Last night I had a good, but nervous time watching the NBA Finals game (sorry Cleveland fans, but I am an avid teamwork fan and the Warriors are the epitome of a team). As I was walking this morning I thought about how at the end of the game when the Warriors were down, I remember thinking, ‘just stay in the game’, ‘hold the course’, but I also know for myself how hard that is to do.
Earlier in the year as I was struggling to think about cancer and Beth in the same sentence, I realized I had to understand why I couldn’t think about the two words together. In fact, I have a pathology report to confirm I had cancer, but even now I struggle to think about myself as a cancer survivor. It doesn’t fit the paradigm I have of myself.
If I begin to think about this more broadly, how many other thoughts do I have about myself that are not relevant, or even current for my life today? Now that’s worth some time to think about…
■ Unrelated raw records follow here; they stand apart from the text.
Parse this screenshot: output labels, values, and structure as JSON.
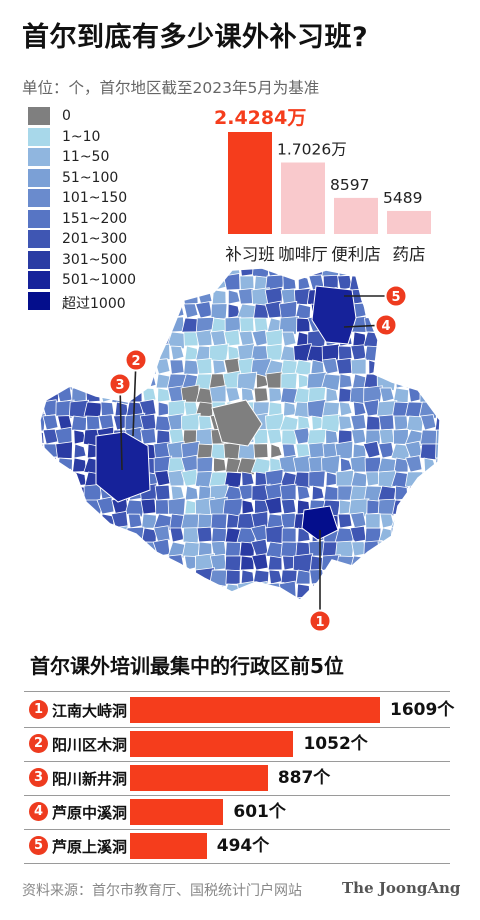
{
  "header": {
    "title": "首尔到底有多少课外补习班?",
    "subtitle": "单位：个，首尔地区截至2023年5月为基准"
  },
  "legend": [
    {
      "label": "0",
      "color": "#7f7f7f"
    },
    {
      "label": "1~10",
      "color": "#a8d8ea"
    },
    {
      "label": "11~50",
      "color": "#90b6df"
    },
    {
      "label": "51~100",
      "color": "#7ba0d6"
    },
    {
      "label": "101~150",
      "color": "#6a8bcd"
    },
    {
      "label": "151~200",
      "color": "#5775c4"
    },
    {
      "label": "201~300",
      "color": "#3f56b3"
    },
    {
      "label": "301~500",
      "color": "#2a3ba3"
    },
    {
      "label": "501~1000",
      "color": "#16229a"
    },
    {
      "label": "超过1000",
      "color": "#040e8c"
    }
  ],
  "chart_data": [
    {
      "type": "bar",
      "title": "",
      "categories": [
        "补习班",
        "咖啡厅",
        "便利店",
        "药店"
      ],
      "values": [
        24284,
        17026,
        8597,
        5489
      ],
      "value_labels": [
        "2.4284万",
        "1.7026万",
        "8597",
        "5489"
      ],
      "highlight_color": "#f53d1c",
      "base_color": "#f9c9cc",
      "ylim": [
        0,
        24284
      ]
    },
    {
      "type": "bar",
      "title": "首尔课外培训最集中的行政区前5位",
      "categories": [
        "江南大峙洞",
        "阳川区木洞",
        "阳川新井洞",
        "芦原中溪洞",
        "芦原上溪洞"
      ],
      "values": [
        1609,
        1052,
        887,
        601,
        494
      ],
      "value_labels": [
        "1609个",
        "1052个",
        "887个",
        "601个",
        "494个"
      ],
      "ranks": [
        "1",
        "2",
        "3",
        "4",
        "5"
      ],
      "color": "#f53d1c",
      "xlim": [
        0,
        1609
      ]
    }
  ],
  "map": {
    "markers": [
      "1",
      "2",
      "3",
      "4",
      "5"
    ],
    "marker_color": "#ee3b1f"
  },
  "footer": {
    "source": "资料来源：首尔市教育厅、国税统计门户网站",
    "brand": "The JoongAng"
  }
}
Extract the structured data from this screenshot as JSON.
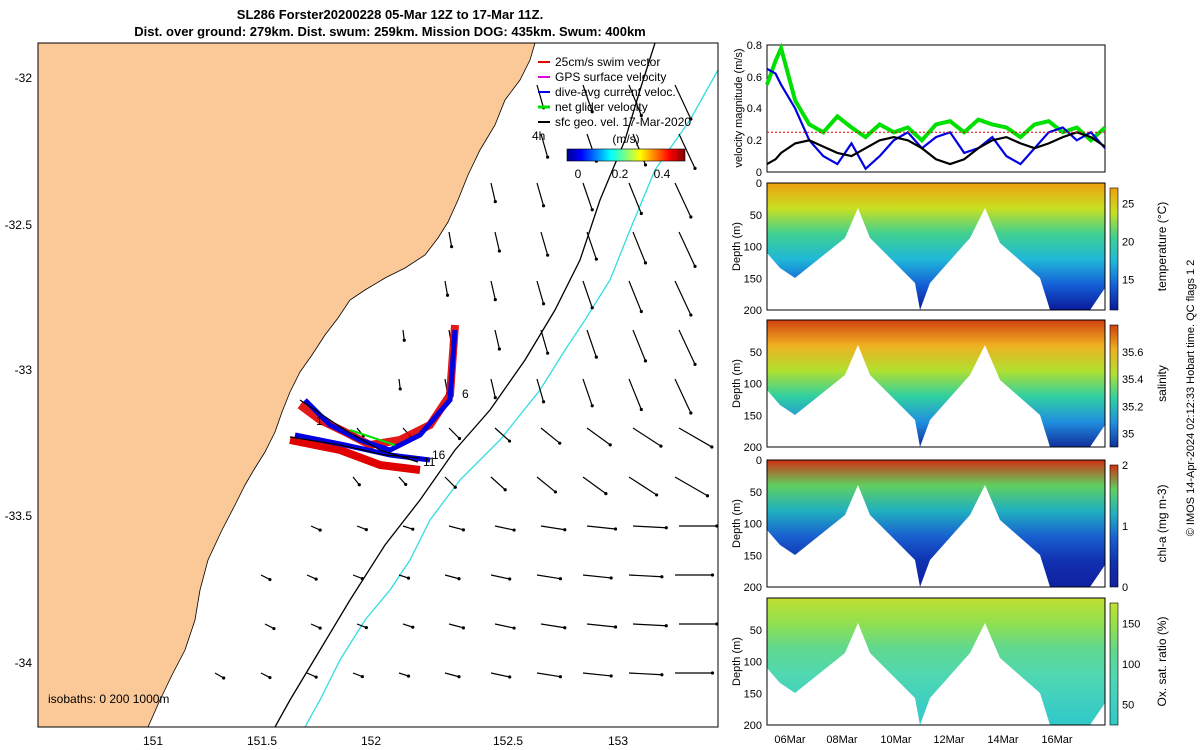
{
  "title": {
    "line1": "SL286 Forster20200228 05-Mar 12Z to 17-Mar 11Z.",
    "line2": "Dist. over ground: 279km. Dist. swum: 259km. Mission DOG: 435km. Swum: 400km"
  },
  "map": {
    "lat_ticks": [
      "-32",
      "-32.5",
      "-33",
      "-33.5",
      "-34"
    ],
    "lon_ticks": [
      "151",
      "151.5",
      "152",
      "152.5",
      "153"
    ],
    "legend": [
      {
        "label": "25cm/s swim vector",
        "color": "#e00000"
      },
      {
        "label": "GPS surface velocity",
        "color": "#e000e0"
      },
      {
        "label": "dive-avg current veloc.",
        "color": "#0000e0"
      },
      {
        "label": "net glider velocity",
        "color": "#00e000"
      },
      {
        "label": "sfc geo. vel. 17-Mar-2020",
        "color": "#000000"
      }
    ],
    "legend_note": "4h",
    "colorbar": {
      "unit": "(m/s)",
      "ticks": [
        "0",
        "0.2",
        "0.4"
      ]
    },
    "isobaths_label": "isobaths: 0   200  1000m",
    "track_labels": [
      "6",
      "16",
      "11",
      "1"
    ],
    "colors": {
      "land": "#fbc898",
      "isobath_200": "#000000",
      "isobath_1000": "#33dddd"
    }
  },
  "chart_data": [
    {
      "type": "line",
      "ylabel": "velocity magnitude (m/s)",
      "ylim": [
        0,
        0.8
      ],
      "yticks": [
        "0",
        "0.2",
        "0.4",
        "0.6",
        "0.8"
      ],
      "x": [
        0,
        0.3,
        0.5,
        1,
        1.5,
        2,
        2.5,
        3,
        3.5,
        4,
        4.5,
        5,
        5.5,
        6,
        6.5,
        7,
        7.5,
        8,
        8.5,
        9,
        9.5,
        10,
        10.5,
        11,
        11.5,
        12
      ],
      "series": [
        {
          "color": "#00e000",
          "values": [
            0.55,
            0.7,
            0.78,
            0.45,
            0.3,
            0.25,
            0.35,
            0.28,
            0.22,
            0.3,
            0.25,
            0.28,
            0.2,
            0.3,
            0.32,
            0.25,
            0.33,
            0.3,
            0.28,
            0.22,
            0.3,
            0.32,
            0.25,
            0.28,
            0.2,
            0.28
          ]
        },
        {
          "color": "#0000e0",
          "values": [
            0.65,
            0.62,
            0.55,
            0.4,
            0.2,
            0.1,
            0.05,
            0.18,
            0.02,
            0.1,
            0.2,
            0.25,
            0.15,
            0.22,
            0.25,
            0.12,
            0.15,
            0.22,
            0.1,
            0.05,
            0.15,
            0.25,
            0.28,
            0.2,
            0.25,
            0.15
          ]
        },
        {
          "color": "#000000",
          "values": [
            0.05,
            0.08,
            0.12,
            0.18,
            0.2,
            0.16,
            0.12,
            0.1,
            0.15,
            0.2,
            0.22,
            0.2,
            0.15,
            0.08,
            0.05,
            0.08,
            0.15,
            0.2,
            0.22,
            0.18,
            0.15,
            0.18,
            0.22,
            0.25,
            0.22,
            0.16
          ]
        },
        {
          "color": "#e00000",
          "values": [
            0.25,
            0.25,
            0.25,
            0.25,
            0.25,
            0.25,
            0.25,
            0.25,
            0.25,
            0.25,
            0.25,
            0.25,
            0.25,
            0.25,
            0.25,
            0.25,
            0.25,
            0.25,
            0.25,
            0.25,
            0.25,
            0.25,
            0.25,
            0.25,
            0.25,
            0.25
          ]
        }
      ]
    },
    {
      "type": "heatmap",
      "ylabel": "Depth (m)",
      "ylim": [
        200,
        0
      ],
      "yticks": [
        "0",
        "50",
        "100",
        "150",
        "200"
      ],
      "colorbar_label": "temperature (°C)",
      "colorbar_ticks": [
        "15",
        "20",
        "25"
      ],
      "colorbar_range": [
        11,
        27
      ]
    },
    {
      "type": "heatmap",
      "ylabel": "Depth (m)",
      "ylim": [
        200,
        0
      ],
      "yticks": [
        "50",
        "100",
        "150",
        "200"
      ],
      "colorbar_label": "salinity",
      "colorbar_ticks": [
        "35",
        "35.2",
        "35.4",
        "35.6"
      ],
      "colorbar_range": [
        34.9,
        35.8
      ]
    },
    {
      "type": "heatmap",
      "ylabel": "Depth (m)",
      "ylim": [
        200,
        0
      ],
      "yticks": [
        "0",
        "50",
        "100",
        "150",
        "200"
      ],
      "colorbar_label": "chl-a (mg m-3)",
      "colorbar_ticks": [
        "0",
        "1",
        "2"
      ],
      "colorbar_range": [
        0,
        2
      ]
    },
    {
      "type": "heatmap",
      "ylabel": "Depth (m)",
      "ylim": [
        200,
        0
      ],
      "yticks": [
        "50",
        "100",
        "150",
        "200"
      ],
      "colorbar_label": "Ox. sat. ratio (%)",
      "colorbar_ticks": [
        "50",
        "100",
        "150"
      ],
      "colorbar_range": [
        25,
        175
      ],
      "xticks": [
        "06Mar",
        "08Mar",
        "10Mar",
        "12Mar",
        "14Mar",
        "16Mar"
      ]
    }
  ],
  "side_note": "© IMOS 14-Apr-2024 02:12:33 Hobart time. QC flags 1  2"
}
All this sunshine is wearing me out! Yesterday I did complete the third day in a row of riding, a large hill no less, but the exhaustion from lack of sleep is catching up.
This is lack of sleep due to lots of sunshine. It feels weird putting it on paper, but the early mornings and late sunsets make for a short period of dark sleeping time. Yes, there are blackout things, but I’m still troubled by the soaking hot flashes. Add it all up and it amounts to little sleeping time.
I can say, the sunshine is much better than the dark days of winter!!